Calcarius lapponicus Order: Passeriformes Family: Calcariidae (Longspurs and Snow Buntings)
Calcarius lapponicus Order: Passeriformes Family: Calcariidae (Longspurs and Snow Buntings)

The Lapland Longspur is one of the most abundant breeders in North America, spending winter days in the Lower-48 on farm fields where birders flock to see it hanging out with Snow Buntings and Horned Larks. The winter plumage may be a bit drab, but the breeding plumage is strikingly beautiful.

I saw my lifer on Labor Day weekend in 1975 at the beach along Sand Point in the Apostles Islands National Lakeshore and saw many more in the open areas in Columbia County near Madison during the years we lived there. I’ve also seen them many times along the North Shore of Lake Superior and at Park Point during the years we’ve lived here, and on October 1, 1990, saw a small flock right on Peabody Street for my yard list! My most thrilling sightings were in the Nome area of Alaska in June 2022, when the birds were in breeding plumage.

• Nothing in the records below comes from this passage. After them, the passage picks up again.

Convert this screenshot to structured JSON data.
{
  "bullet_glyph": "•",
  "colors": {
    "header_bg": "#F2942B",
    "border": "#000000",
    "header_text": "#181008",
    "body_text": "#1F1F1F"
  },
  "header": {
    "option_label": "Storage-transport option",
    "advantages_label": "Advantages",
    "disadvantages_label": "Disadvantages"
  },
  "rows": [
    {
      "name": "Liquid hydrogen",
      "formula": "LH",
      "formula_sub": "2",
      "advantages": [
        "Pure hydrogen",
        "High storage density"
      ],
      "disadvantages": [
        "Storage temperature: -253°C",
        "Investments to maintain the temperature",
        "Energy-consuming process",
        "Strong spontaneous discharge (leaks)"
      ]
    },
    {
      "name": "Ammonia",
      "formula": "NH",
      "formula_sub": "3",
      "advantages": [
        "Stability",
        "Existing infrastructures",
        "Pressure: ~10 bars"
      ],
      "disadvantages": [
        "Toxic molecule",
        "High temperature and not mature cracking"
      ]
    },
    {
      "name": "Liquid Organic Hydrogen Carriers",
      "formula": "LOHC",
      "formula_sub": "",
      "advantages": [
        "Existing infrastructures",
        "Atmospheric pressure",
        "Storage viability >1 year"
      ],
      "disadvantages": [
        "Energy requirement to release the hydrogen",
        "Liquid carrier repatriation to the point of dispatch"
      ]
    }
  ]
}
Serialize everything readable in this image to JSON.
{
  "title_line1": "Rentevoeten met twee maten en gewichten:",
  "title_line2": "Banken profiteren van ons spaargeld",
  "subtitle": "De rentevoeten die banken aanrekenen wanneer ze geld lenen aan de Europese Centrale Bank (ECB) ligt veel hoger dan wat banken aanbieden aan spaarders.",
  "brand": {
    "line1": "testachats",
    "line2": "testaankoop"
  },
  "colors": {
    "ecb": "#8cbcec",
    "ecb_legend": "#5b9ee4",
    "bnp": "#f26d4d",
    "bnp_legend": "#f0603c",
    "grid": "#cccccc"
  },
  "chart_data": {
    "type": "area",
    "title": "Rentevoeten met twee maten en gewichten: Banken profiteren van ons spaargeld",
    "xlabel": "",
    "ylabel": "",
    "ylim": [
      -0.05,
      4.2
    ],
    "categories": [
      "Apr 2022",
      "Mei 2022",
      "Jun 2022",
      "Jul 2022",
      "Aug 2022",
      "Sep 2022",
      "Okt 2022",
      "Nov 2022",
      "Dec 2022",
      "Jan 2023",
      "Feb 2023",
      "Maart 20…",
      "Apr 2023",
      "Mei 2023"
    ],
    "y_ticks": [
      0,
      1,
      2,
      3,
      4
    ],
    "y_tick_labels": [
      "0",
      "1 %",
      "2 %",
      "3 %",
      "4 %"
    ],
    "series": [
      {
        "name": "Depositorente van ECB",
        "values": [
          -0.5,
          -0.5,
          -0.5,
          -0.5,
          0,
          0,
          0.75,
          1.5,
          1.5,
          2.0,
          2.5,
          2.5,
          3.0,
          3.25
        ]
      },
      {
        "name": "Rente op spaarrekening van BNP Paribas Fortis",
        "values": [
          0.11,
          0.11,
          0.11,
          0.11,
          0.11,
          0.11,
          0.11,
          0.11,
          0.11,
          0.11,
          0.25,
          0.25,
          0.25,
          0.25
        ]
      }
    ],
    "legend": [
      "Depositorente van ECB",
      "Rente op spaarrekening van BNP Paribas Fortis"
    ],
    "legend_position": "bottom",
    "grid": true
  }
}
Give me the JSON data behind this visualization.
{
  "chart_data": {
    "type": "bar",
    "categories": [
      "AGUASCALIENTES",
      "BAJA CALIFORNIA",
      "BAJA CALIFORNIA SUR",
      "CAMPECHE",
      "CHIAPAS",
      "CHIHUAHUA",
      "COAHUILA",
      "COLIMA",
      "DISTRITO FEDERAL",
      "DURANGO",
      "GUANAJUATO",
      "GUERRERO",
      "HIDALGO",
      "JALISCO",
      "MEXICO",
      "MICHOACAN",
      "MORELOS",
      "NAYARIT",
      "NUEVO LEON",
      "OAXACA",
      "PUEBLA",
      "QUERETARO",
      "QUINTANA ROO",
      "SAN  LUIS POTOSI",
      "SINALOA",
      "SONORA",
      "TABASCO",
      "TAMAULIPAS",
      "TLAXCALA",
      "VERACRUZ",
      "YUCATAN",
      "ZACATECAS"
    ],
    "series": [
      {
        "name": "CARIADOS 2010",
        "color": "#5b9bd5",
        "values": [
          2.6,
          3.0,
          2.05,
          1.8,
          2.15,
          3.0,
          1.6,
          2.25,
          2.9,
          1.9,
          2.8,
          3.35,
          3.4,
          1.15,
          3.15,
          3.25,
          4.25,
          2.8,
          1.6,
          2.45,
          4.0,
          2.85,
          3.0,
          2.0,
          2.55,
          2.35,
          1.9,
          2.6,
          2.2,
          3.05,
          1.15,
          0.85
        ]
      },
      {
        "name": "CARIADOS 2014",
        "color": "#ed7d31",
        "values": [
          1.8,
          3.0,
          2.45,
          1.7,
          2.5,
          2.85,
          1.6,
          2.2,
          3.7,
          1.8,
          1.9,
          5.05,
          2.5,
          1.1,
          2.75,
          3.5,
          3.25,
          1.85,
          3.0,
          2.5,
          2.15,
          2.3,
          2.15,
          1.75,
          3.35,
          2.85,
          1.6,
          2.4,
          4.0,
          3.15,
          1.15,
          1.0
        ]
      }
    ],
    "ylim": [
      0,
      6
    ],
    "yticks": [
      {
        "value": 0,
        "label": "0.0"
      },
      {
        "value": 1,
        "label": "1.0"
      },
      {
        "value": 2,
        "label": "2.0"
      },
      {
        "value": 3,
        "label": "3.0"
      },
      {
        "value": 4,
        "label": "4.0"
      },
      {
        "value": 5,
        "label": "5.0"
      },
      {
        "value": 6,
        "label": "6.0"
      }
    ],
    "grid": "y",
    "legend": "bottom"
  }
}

Lapland Longspurs are famous for a very sad reason. On March 13, 1904, a storm hit Minnesota and Iowa. Thomas Sadler Roberts wrote:

The night was very dark but not cold, and a heavy, wet snow was falling with but little wind stirring. Migrating longspurs came from the Iowa prairies in a vast horde, and from about 11 pm until near morning incredible numbers met their deaths in and about villages by flying against buildings, electric light poles and wires, and by dashing forcibly onto the frozen ground and ice, as in their wet, snow-laden, and bewildered condition they whirled and circled about in aimless flight… On two small lakes, with an aggregate area of about two square miles, the ice was still intact and nearly bare from the melting snow. This exposed surface was thickly and evenly strewn with dead longspurs… A conservative calculation showed that there were at least 750,000 dead longspurs lying on these two lakes alone! The adjoining uplands, the streets of the town, and the roofs of the buildings were strewn with bodies in equal numbers. And this was only one locality in the extensive area throughout which the birds were killed.

One hundred of the bodies were dissected…All had died from violence, chiefly crushed skulls, broken necks, and internal hemorrhages… The stomachs of all were entirely empty, though the bodies were fat and in good general condition. This lack of food may have been a contributing factor in the destruction of the birds.